I haven't built any 3D printed speakers but I have thought about it a lot.
IMO Printing a speaker cabinet that can compete with 15-19mm of MDF is not very practical. You would have to do solid or nearly solid, very thick walls, which works against the strengths of the tool. It will be slow and ultimately kind of expensive, PLA / ABS are at least $10 per kilo.
This is not a knock on 3D printing... MDF just happens to be a really excellent material for speaker cabinets. Cheap, fairly inert, fairly stiff, fairly dense, fairly easy to work with... hard to beat.
However, I think making a hollow cabinet and filling it with sand and/or concrete could be really effective and pretty efficient, and would outclass MDF.
I am likewise excited by the possibilities for DIY. I think the title illustrates the most interesting thing about 3D printing. "Impossible" designs for conventional building techniques.
Most of the examples in this thread are possibly challenging, but by no means impossible to build conventionally. I want to see spheroid / teardrop shapes, multi-layer cabinet walls, things like that. Making 3 layers of sand, concrete, and sand inside a 3D printed housing is not really a big deal once you do the design. Not even remotely worth the effort for an MDF box, but if you're printing it, well, the construction is not the hard part. Even doing a CLD layer by filling it with green glue ... the hard part is pouring the glue.
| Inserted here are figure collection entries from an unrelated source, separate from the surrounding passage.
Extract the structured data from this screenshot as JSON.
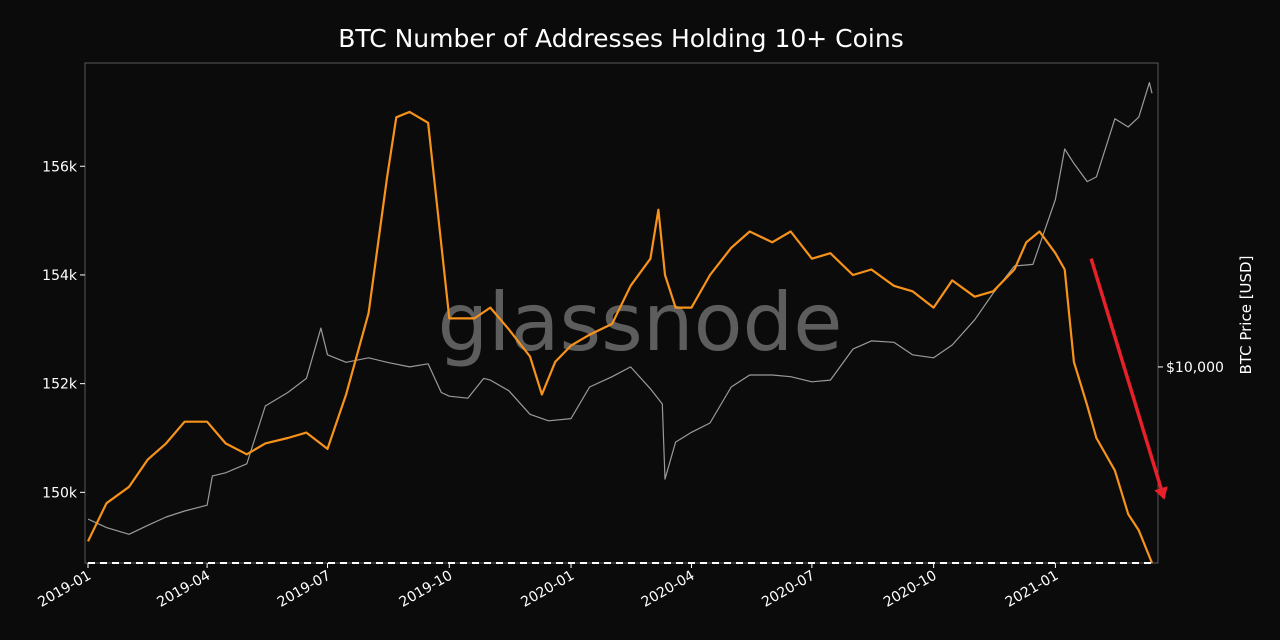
{
  "chart_data": {
    "type": "line",
    "title": "BTC Number of Addresses Holding 10+ Coins",
    "xlabel": "",
    "ylabel": "",
    "y2label": "BTC Price [USD]",
    "watermark": "glassnode",
    "x_ticks": [
      "2019-01",
      "2019-04",
      "2019-07",
      "2019-10",
      "2020-01",
      "2020-04",
      "2020-07",
      "2020-10",
      "2021-01"
    ],
    "y_ticks": [
      150000,
      152000,
      154000,
      156000
    ],
    "y_tick_labels": [
      "150k",
      "152k",
      "154k",
      "156k"
    ],
    "y2_ticks": [
      10000
    ],
    "y2_tick_labels": [
      "$10,000"
    ],
    "ylim": [
      148700,
      157900
    ],
    "y2_log_scale": true,
    "grid": false,
    "colors": {
      "addresses": "#f7931a",
      "price": "#9a9a9a",
      "arrow": "#e8202a",
      "reference": "#ffffff",
      "background": "#0b0b0b"
    },
    "series": [
      {
        "key": "addresses",
        "x": [
          "2019-01-01",
          "2019-01-15",
          "2019-02-01",
          "2019-02-15",
          "2019-03-01",
          "2019-03-15",
          "2019-04-01",
          "2019-04-15",
          "2019-05-01",
          "2019-05-15",
          "2019-06-01",
          "2019-06-15",
          "2019-07-01",
          "2019-07-15",
          "2019-08-01",
          "2019-08-15",
          "2019-08-22",
          "2019-09-01",
          "2019-09-15",
          "2019-10-01",
          "2019-10-08",
          "2019-10-20",
          "2019-11-01",
          "2019-11-15",
          "2019-12-01",
          "2019-12-10",
          "2019-12-20",
          "2020-01-01",
          "2020-01-15",
          "2020-02-01",
          "2020-02-15",
          "2020-03-01",
          "2020-03-07",
          "2020-03-12",
          "2020-03-20",
          "2020-04-01",
          "2020-04-15",
          "2020-05-01",
          "2020-05-15",
          "2020-06-01",
          "2020-06-15",
          "2020-07-01",
          "2020-07-15",
          "2020-08-01",
          "2020-08-15",
          "2020-09-01",
          "2020-09-15",
          "2020-10-01",
          "2020-10-15",
          "2020-11-01",
          "2020-11-15",
          "2020-12-01",
          "2020-12-10",
          "2020-12-20",
          "2021-01-01",
          "2021-01-08",
          "2021-01-15",
          "2021-01-25",
          "2021-02-01",
          "2021-02-15",
          "2021-02-25",
          "2021-03-05",
          "2021-03-15"
        ],
        "values": [
          149100,
          149800,
          150100,
          150600,
          150900,
          151300,
          151300,
          150900,
          150700,
          150900,
          151000,
          151100,
          150800,
          151800,
          153300,
          155800,
          156900,
          157000,
          156800,
          153200,
          153200,
          153200,
          153400,
          153000,
          152500,
          151800,
          152400,
          152700,
          152900,
          153100,
          153800,
          154300,
          155200,
          154000,
          153400,
          153400,
          154000,
          154500,
          154800,
          154600,
          154800,
          154300,
          154400,
          154000,
          154100,
          153800,
          153700,
          153400,
          153900,
          153600,
          153700,
          154100,
          154600,
          154800,
          154400,
          154100,
          152400,
          151600,
          151000,
          150400,
          149600,
          149300,
          148700
        ]
      },
      {
        "key": "price",
        "x": [
          "2019-01-01",
          "2019-01-15",
          "2019-02-01",
          "2019-02-15",
          "2019-03-01",
          "2019-03-15",
          "2019-04-01",
          "2019-04-05",
          "2019-04-15",
          "2019-05-01",
          "2019-05-15",
          "2019-06-01",
          "2019-06-15",
          "2019-06-26",
          "2019-07-01",
          "2019-07-15",
          "2019-08-01",
          "2019-08-15",
          "2019-09-01",
          "2019-09-15",
          "2019-09-25",
          "2019-10-01",
          "2019-10-15",
          "2019-10-27",
          "2019-11-01",
          "2019-11-15",
          "2019-12-01",
          "2019-12-15",
          "2020-01-01",
          "2020-01-15",
          "2020-02-01",
          "2020-02-15",
          "2020-03-01",
          "2020-03-10",
          "2020-03-12",
          "2020-03-20",
          "2020-04-01",
          "2020-04-15",
          "2020-05-01",
          "2020-05-15",
          "2020-06-01",
          "2020-06-15",
          "2020-07-01",
          "2020-07-15",
          "2020-08-01",
          "2020-08-15",
          "2020-09-01",
          "2020-09-15",
          "2020-10-01",
          "2020-10-15",
          "2020-11-01",
          "2020-11-15",
          "2020-12-01",
          "2020-12-15",
          "2021-01-01",
          "2021-01-08",
          "2021-01-15",
          "2021-01-25",
          "2021-02-01",
          "2021-02-15",
          "2021-02-25",
          "2021-03-05",
          "2021-03-13",
          "2021-03-15"
        ],
        "values": [
          3800,
          3600,
          3450,
          3650,
          3850,
          4000,
          4150,
          5000,
          5100,
          5400,
          7800,
          8500,
          9300,
          12800,
          10800,
          10300,
          10600,
          10300,
          10000,
          10200,
          8500,
          8300,
          8200,
          9300,
          9200,
          8600,
          7400,
          7100,
          7200,
          8800,
          9400,
          10000,
          8700,
          7900,
          4900,
          6200,
          6600,
          7000,
          8800,
          9500,
          9500,
          9400,
          9100,
          9200,
          11200,
          11800,
          11700,
          10800,
          10600,
          11500,
          13500,
          16000,
          19000,
          19200,
          29000,
          40000,
          36500,
          32500,
          33500,
          48500,
          46000,
          49000,
          61000,
          57000
        ]
      }
    ],
    "annotations": [
      {
        "type": "hline",
        "axis": "left",
        "y": 148700,
        "style": "dashed",
        "color": "#ffffff"
      },
      {
        "type": "arrow",
        "from": [
          "2021-01-28",
          154300
        ],
        "to": [
          "2021-03-24",
          149900
        ],
        "color": "#e8202a"
      }
    ]
  }
}
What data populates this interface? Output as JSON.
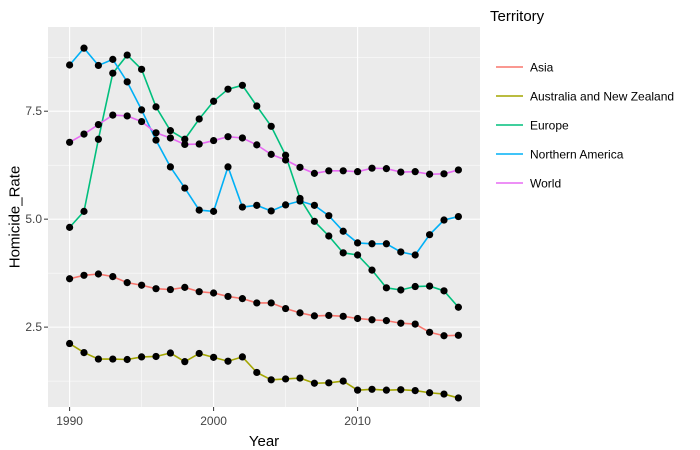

Aside from that, Augerpro's work is really impressive and helpful to the scene and on DIYAudio you also have the user Patrickbateman who has done a lot of printed enclosures and other parts.
Post processing and finishing is a real job, but of course that's equally true of any wooden enclosure. For 3D prints I like to coat it with filler of some kind (wood, bondo, etc) then sand, paint, sand, paint until satisfactory results are achieved. Not difficult, just a little time-consuming.
Lastly, I don't really consider the size of the printer to be a true limitation, you just need a lot of patience and the willingness to glue several parts together.